Helping handsgive veteran a lift

When was the last time you saw a City Council member volunteering time and labor on someone's home?

That's just what Chattanooga Councilman Chip Henderson did this weekend. He and a group of volunteers and the Lookout Valley Neighborhood Association began putting a new roof on the home of a 93-year-old World War II veteran, Frank Cordell. The roof leaked so badly that it had nearly fallen in, but the veteran and his seven dogs were making do.

On Friday, while roofers began the housetop work, Henderson installed a fence. This week, crews of volunteers will try to undo leak damage inside the house.

Good job, folks. Good job, Councilman. I think that's called leadership on the ground.

Tax dollars and the nation's infrastructure

Watching your tax dollars span a river will be an interesting pastime this fall, winter and spring.

Monster-sized steel girders -- 180,000 pounds and nearly twice as tall as a man -- began arriving in early October and started to inch across the Tennessee River at Haletown in Marion County late last month. The bridge will carry U.S. Highway 41 traffic.

The Marion County bridge, crossing a "narrow" part of the river (1,883 feet, or more than six and a half football fields, or just over a third of a mile) is estimated to cost $21.6 million.

It will connect the "scenic drive" from Chattanooga to Nashville. And once upon a time -- before Interstate 24 -- it was "the main road between Chicago and Miami."

The new span replaces an 82-year-old steel truss bridge that was structurally obsolete years ago.

The 20 foot-wide, two-lane track across the river was too narrow for today's wider vehicles to pass comfortably and had claimed countless vehicle side-mirrors over the years, according to Marion County highway workers. And rust problems forced a temporary closure of the bridge in 2010 so workers could fix some of the corroded steel. Highway officials had planned to keep the old bridge open during construction of the new bridge until core drillings found the old bridge had stability problems on the river bed, so the old trusses were closed.

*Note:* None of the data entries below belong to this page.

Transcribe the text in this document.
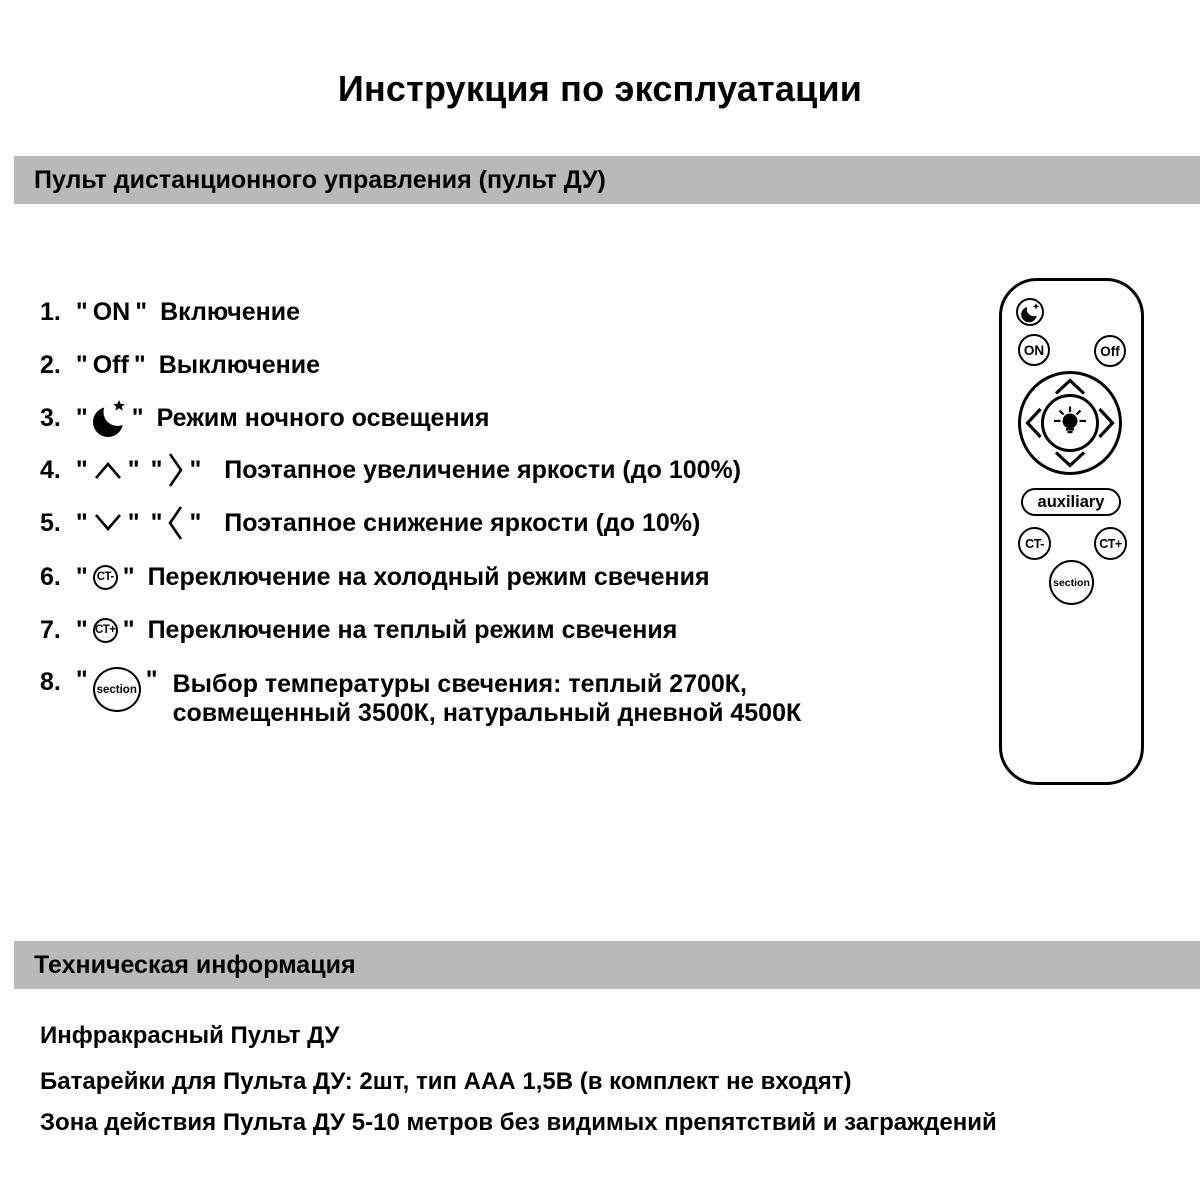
Инструкция по эксплуатации
Пульт дистанционного управления (пульт ДУ)
1. " ON " Включение
2. " Off " Выключение
3. " " Режим ночного освещения
4. " " " " Поэтапное увеличение яркости (до 100%)
5. " " " " Поэтапное снижение яркости (до 10%)
6. " CT- " Переключение на холодный режим свечения
7. " CT+ " Переключение на теплый режим свечения
8. " section " Выбор температуры свечения: теплый 2700К,
совмещенный 3500К, натуральный дневной 4500К
ON	Off
auxiliary
CT-	CT+
section
Техническая информация
Инфракрасный Пульт ДУ
Батарейки для Пульта ДУ: 2шт, тип ААА 1,5В (в комплект не входят)
Зона действия Пульта ДУ 5-10 метров без видимых препятствий и заграждений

The construction puts us among the nation's lucky. In total, one in nine of the nation's bridges are rated as structurally deficient, and the average age of the nation's 607,380 bridges is 42 years.

The Federal Highway Administration estimates that to eliminate the nation's bridge deficient backlog by 2028, we would need to invest $20.5 billion annually, while only $12.8 billion is being spent currently. The 2013 Report Card for America's Infrastructure states that the nation's challenge is to increase bridge investments by $8 billion a year to address the identified $76 billion in needs for deficient bridges across the United States.

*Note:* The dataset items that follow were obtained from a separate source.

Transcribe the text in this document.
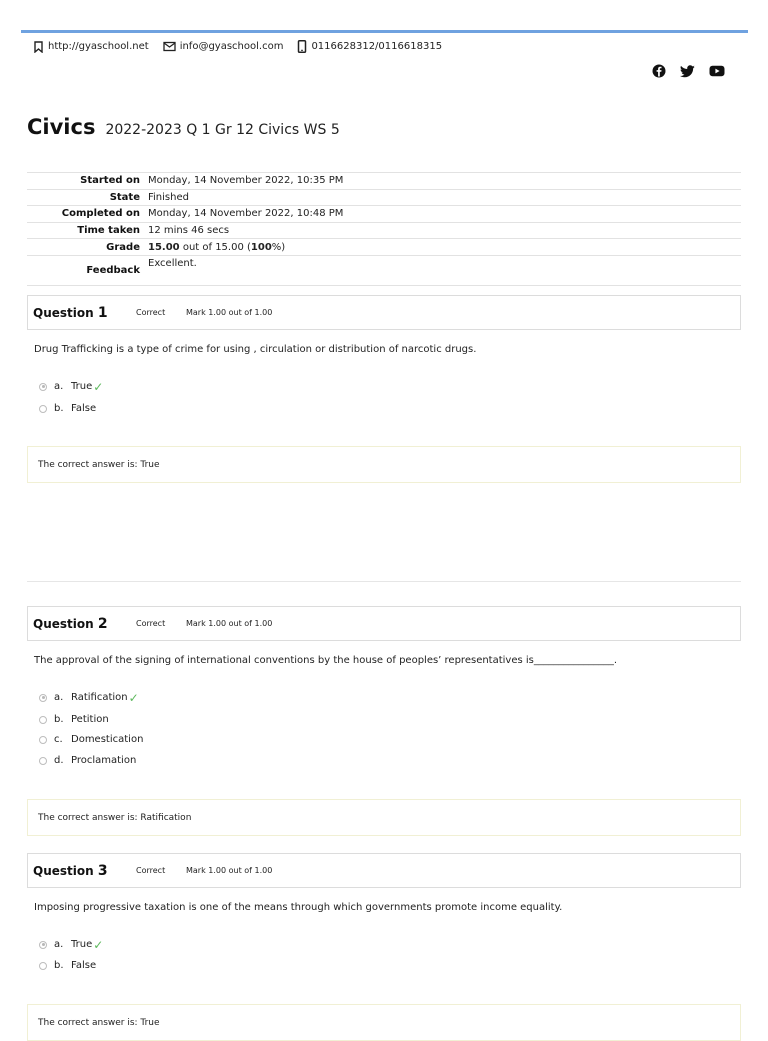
http://gyaschool.net	info@gyaschool.com	0116628312/0116618315
Civics 2022-2023 Q 1 Gr 12 Civics WS 5
Started on	Monday, 14 November 2022, 10:35 PM
State	Finished
Completed on	Monday, 14 November 2022, 10:48 PM
Time taken	12 mins 46 secs
Grade	15.00 out of 15.00 (100%)
Feedback	Excellent.
Question 1	Correct	Mark 1.00 out of 1.00
Drug Trafficking is a type of crime for using , circulation or distribution of narcotic drugs.
a. True ✓
b. False
The correct answer is: True
Question 2	Correct	Mark 1.00 out of 1.00
The approval of the signing of international conventions by the house of peoples’ representatives is________________.
a. Ratification ✓
b. Petition
c. Domestication
d. Proclamation
The correct answer is: Ratification
Question 3	Correct	Mark 1.00 out of 1.00
Imposing progressive taxation is one of the means through which governments promote income equality.
a. True ✓
b. False
The correct answer is: True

Whew. Now that's some tax dollars.

City parks review to look at use, need

Kudos to both the Land for Public Trust and Chattanooga for making a review of the city's 71 parks or greenways to determine whether they actually work for residents, and to find communities in need of green play-space.

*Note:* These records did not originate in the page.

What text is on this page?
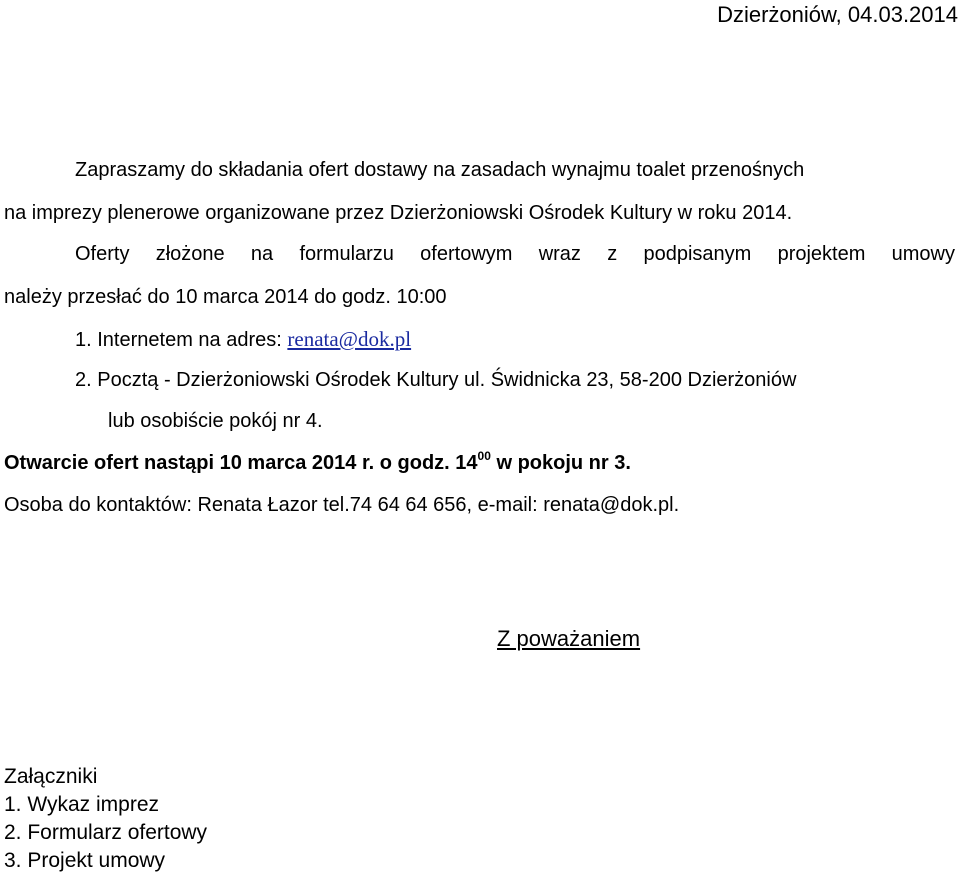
Dzierżoniów, 04.03.2014
Zapraszamy do składania ofert dostawy na zasadach wynajmu toalet przenośnych
na imprezy plenerowe organizowane przez Dzierżoniowski Ośrodek Kultury w roku 2014.
Oferty złożone na formularzu ofertowym wraz z podpisanym projektem umowy
należy przesłać do 10 marca 2014 do godz. 10:00
1. Internetem na adres: renata@dok.pl
2. Pocztą - Dzierżoniowski Ośrodek Kultury ul. Świdnicka 23, 58-200 Dzierżoniów
lub osobiście pokój nr 4.
Otwarcie ofert nastąpi 10 marca 2014 r. o godz. $14^{00}$ w pokoju nr 3.
Osoba do kontaktów: Renata Łazor tel.74 64 64 656, e-mail: renata@dok.pl.
Z poważaniem
Załączniki
1. Wykaz imprez
2. Formularz ofertowy
3. Projekt umowy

The city renewed an annual $100,000 contract with the trust, but this year the agreement includes the trust advising the city about needs and opportunities in communities.

Trust director Rick Wood called it "a real investment in neighborhoods."

The city has about 4,000 acres of park space and more than 70 parks, recreational areas and greenways, but a community survey found that 30 percent of residents answering a survey said they never use the park nearest to their house. Another 41 percent said they visit the nearest park only a few times a year.

It's time for that review and a better plan.